Jacqui Smith, the Home Secretary, has come up with two main arguments to defend her controversial bill. Firstly, the threat of terrorism in Britain is, she maintains, real, imminent and expanding. Furthermore, a critical plinth of this argument is that the terrorism that we will be facing in the future is even worse because it is more complicated. This comes up again and again in her interviews. Her particular definition of ‘complex’ is somewhat loose and nebulous – exactly like modern terrorist groups I suspect she would argue. She seems to be fixated on the fact that terrorist groups seek to cause mass casualties and give no warning, which – somehow – makes them more complex. But if this argument is just, then surely the government has been doing us a disservice by not introducing such measures sooner? After all, 9/11 aptly prove that terrorists seek mass casualties and don’t give warnings. If terrorism has indeed changed in the past few years, then such a change has not been adequately explained. Tired references to ‘multiple threats’ or ‘multiple actors’ are of no empirical use to anyone seeking to draw an informed conclusion.

Her second argument is even worse than the first. Assuming for a moment that these measures were enshrined in law today, they are not, however, being introduced to be used today, next week, or next month, but for the future. However, she is adamant that she is not simply introducing civil liberty threatening laws to guard against a hypothetical situation, for that would surely be absurd. In order to clarify how exactly she is not basing these laws on a hypothetical situation she says “if and when an attack happens, then it won’t be hypothetical.” Sorry? Run that by me again?

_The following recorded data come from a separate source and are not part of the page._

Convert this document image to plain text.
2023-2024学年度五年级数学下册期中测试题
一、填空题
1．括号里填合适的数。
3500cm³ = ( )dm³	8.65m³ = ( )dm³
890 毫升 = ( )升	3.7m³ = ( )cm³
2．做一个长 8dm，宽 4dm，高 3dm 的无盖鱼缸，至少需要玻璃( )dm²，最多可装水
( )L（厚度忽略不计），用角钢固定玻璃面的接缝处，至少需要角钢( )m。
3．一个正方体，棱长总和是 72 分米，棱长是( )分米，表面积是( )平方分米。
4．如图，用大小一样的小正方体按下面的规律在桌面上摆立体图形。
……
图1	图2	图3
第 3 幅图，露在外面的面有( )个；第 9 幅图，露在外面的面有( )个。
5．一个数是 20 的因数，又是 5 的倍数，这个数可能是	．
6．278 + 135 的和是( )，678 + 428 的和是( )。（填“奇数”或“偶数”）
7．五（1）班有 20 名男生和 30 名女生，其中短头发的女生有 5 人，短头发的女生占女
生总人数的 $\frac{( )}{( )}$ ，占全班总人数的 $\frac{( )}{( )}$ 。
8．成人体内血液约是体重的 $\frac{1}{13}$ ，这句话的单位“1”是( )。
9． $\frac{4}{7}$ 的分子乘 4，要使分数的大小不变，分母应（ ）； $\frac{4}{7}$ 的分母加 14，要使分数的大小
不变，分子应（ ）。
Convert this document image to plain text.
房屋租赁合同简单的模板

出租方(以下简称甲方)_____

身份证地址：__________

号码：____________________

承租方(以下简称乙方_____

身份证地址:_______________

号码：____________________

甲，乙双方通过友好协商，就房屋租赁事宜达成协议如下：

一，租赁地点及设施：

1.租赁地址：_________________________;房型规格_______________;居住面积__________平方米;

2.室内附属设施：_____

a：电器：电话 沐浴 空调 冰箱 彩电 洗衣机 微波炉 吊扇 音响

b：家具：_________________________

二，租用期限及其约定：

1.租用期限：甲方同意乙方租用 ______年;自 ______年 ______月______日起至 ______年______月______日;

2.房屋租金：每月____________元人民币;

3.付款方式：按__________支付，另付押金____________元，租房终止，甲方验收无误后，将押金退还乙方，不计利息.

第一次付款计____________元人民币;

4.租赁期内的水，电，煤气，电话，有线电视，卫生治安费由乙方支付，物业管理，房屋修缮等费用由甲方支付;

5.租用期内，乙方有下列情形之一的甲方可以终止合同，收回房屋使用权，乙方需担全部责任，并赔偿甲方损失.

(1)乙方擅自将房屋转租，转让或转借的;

Mrs Smith is an Oxford educated MP and the first female Home Secretary. We can, therefore, assume that she is at least reasonably intelligent and so she must be inwardly cringing with the utter intellectual paucity and downright absurdity of this argument. But on she argues nevertheless: “we need to legislate for risks in the future…if an exceptional case can be made to a judge…” and so on.

I am struck with a bizarre parallel at this point. Michael Moore’s films and books may, deep down, at their very core, (possibly) have a point or an argument which, even if you don’t agree with, you can still appreciate. However, several hundred pages (or a couple hours) of insipid, low-balled, prejudiced, horribly skewed, poorly articulated arguments, you feel so bemused that he seems to think you’re that stupid as to believe that load of tripe, that you can’t see any merit in the original kernel of the argument. It is the same for me with Jacqui Smith’s whimsical logic.

For crucially, despite all the evidence to the contrary, the queue of people opposing the bill and a deeply sceptical nature regarding the veracity of the apparent ‘mounting and complex threat’ I have no particular problems with such measures. I fundamentally trust in the rule of law and the powers that be in this country. I don’t at all subscribe to the slippery-slope argument – that seems as facile and as unfounded Smith’s arguments, and I believe that there will be always enough Shami Chakrabatis around to keep the British Government broadly honest. However, I am in the minority and I think that both Brown and Smith are going to have to do a lot better than these somewhat pitiful attempts at persuasion if they are going to avoid having an embarrassing rebellion on their hands.